Embryonic visual learning and its effect on post-hatching behavior has been demonstrated in several animal taxa (e.g., cuttlefish, Darmaillacq, Lesimple & Dickel, 2008; bobwhite quail, Honeycutt & Lickliter, 2002; leopard gecko, Sleigh & Birchard, 2001). These studies suggest that embryos may specifically receive and retain visual information presented to them in ovo, but not necessarily that they use this information prior to hatching. Human fetuses have also been shown to respond behaviorally to face-like visual patterns presented in utero, more than to inverted patterns (Reid et al., 2017). Red-eyed treefrog embryos clearly respond behaviorally to patterns of illumination around their eggs in at least one context, flooding. However, our study does not address to what extent these embryos are capable of perceiving images, such as embryos in neighboring eggs, the leaf to which the clutch is attached, or predators nearby. Nor does it address if, beyond simple light and oxygen gradients, they might use such visual information to inform hatching. However, these are now open questions.
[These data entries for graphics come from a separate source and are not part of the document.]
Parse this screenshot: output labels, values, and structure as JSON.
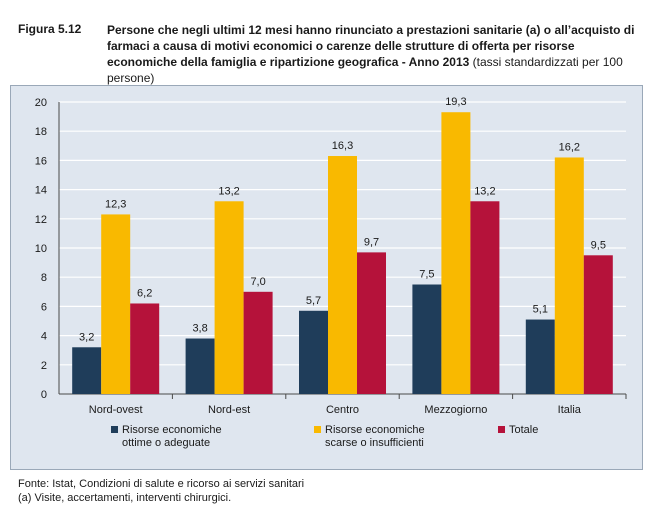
{
  "figure": {
    "label": "Figura 5.12",
    "title": "Persone che negli ultimi 12 mesi hanno rinunciato a prestazioni sanitarie (a) o all’acquisto di farmaci a causa di motivi economici o carenze delle strutture di offerta per risorse economiche della famiglia e ripartizione geografica - Anno 2013",
    "unit_note": "(tassi standardizzati per 100 persone)"
  },
  "chart_data": {
    "type": "bar",
    "categories": [
      "Nord-ovest",
      "Nord-est",
      "Centro",
      "Mezzogiorno",
      "Italia"
    ],
    "series": [
      {
        "name": "Risorse economiche ottime o adeguate",
        "color": "#1f3d5a",
        "values": [
          3.2,
          3.8,
          5.7,
          7.5,
          5.1
        ],
        "labels": [
          "3,2",
          "3,8",
          "5,7",
          "7,5",
          "5,1"
        ]
      },
      {
        "name": "Risorse economiche scarse o insufficienti",
        "color": "#f9b900",
        "values": [
          12.3,
          13.2,
          16.3,
          19.3,
          16.2
        ],
        "labels": [
          "12,3",
          "13,2",
          "16,3",
          "19,3",
          "16,2"
        ]
      },
      {
        "name": "Totale",
        "color": "#b5123a",
        "values": [
          6.2,
          7.0,
          9.7,
          13.2,
          9.5
        ],
        "labels": [
          "6,2",
          "7,0",
          "9,7",
          "13,2",
          "9,5"
        ]
      }
    ],
    "legend": [
      {
        "lines": [
          "Risorse economiche",
          "ottime o adeguate"
        ],
        "color": "#1f3d5a"
      },
      {
        "lines": [
          "Risorse economiche",
          "scarse o insufficienti"
        ],
        "color": "#f9b900"
      },
      {
        "lines": [
          "Totale"
        ],
        "color": "#b5123a"
      }
    ],
    "yticks": [
      "0",
      "2",
      "4",
      "6",
      "8",
      "10",
      "12",
      "14",
      "16",
      "18",
      "20"
    ],
    "ylim": [
      0,
      20
    ],
    "grid": true,
    "legend_position": "bottom"
  },
  "footer": {
    "source": "Fonte: Istat, Condizioni di salute e ricorso ai servizi sanitari",
    "note": "(a) Visite, accertamenti, interventi chirurgici."
  }
}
Clearly the hatching response of A. callidryas embryos to light is context-dependent, reversing in polarity between the two cases we studied. In flooded clutches, A. callidryas embryos hatch toward light, or away from the dark, thereby avoiding potentially fatal hatching complications. In contrast, for the more common context of embryos in air, light inhibits or delays hatching and the onset of darkness appears to stimulate hatching, which might reduce larval predation risk. We know A. callidryas embryos show context-dependent cue use in at least two ecologically relevant contexts using different sensory modalities (Warkentin, 2002; Warkentin, 2005; Warkentin, Caldwell & McDaniel, 2006). Here we show that the presumably adaptive use of a novel cue type by A. callidryas embryos is also context-dependent.

Conclusions

Like threat-induced early hatching, the timing of undisturbed, apparently spontaneous hatching in A. callidryas is environmentally cued. In undisturbed egg clutches and in flooded clutches suffering hypoxia, embryos use light cues in two different ways, to inform when and where to hatch. These findings add to the range of sensory modalities these embryos use to guide their behavior and support the generality of context-dependent cue use across sensory modalities. We propose that further investigation of how embryos use light and visual cues in hatching is worthwhile.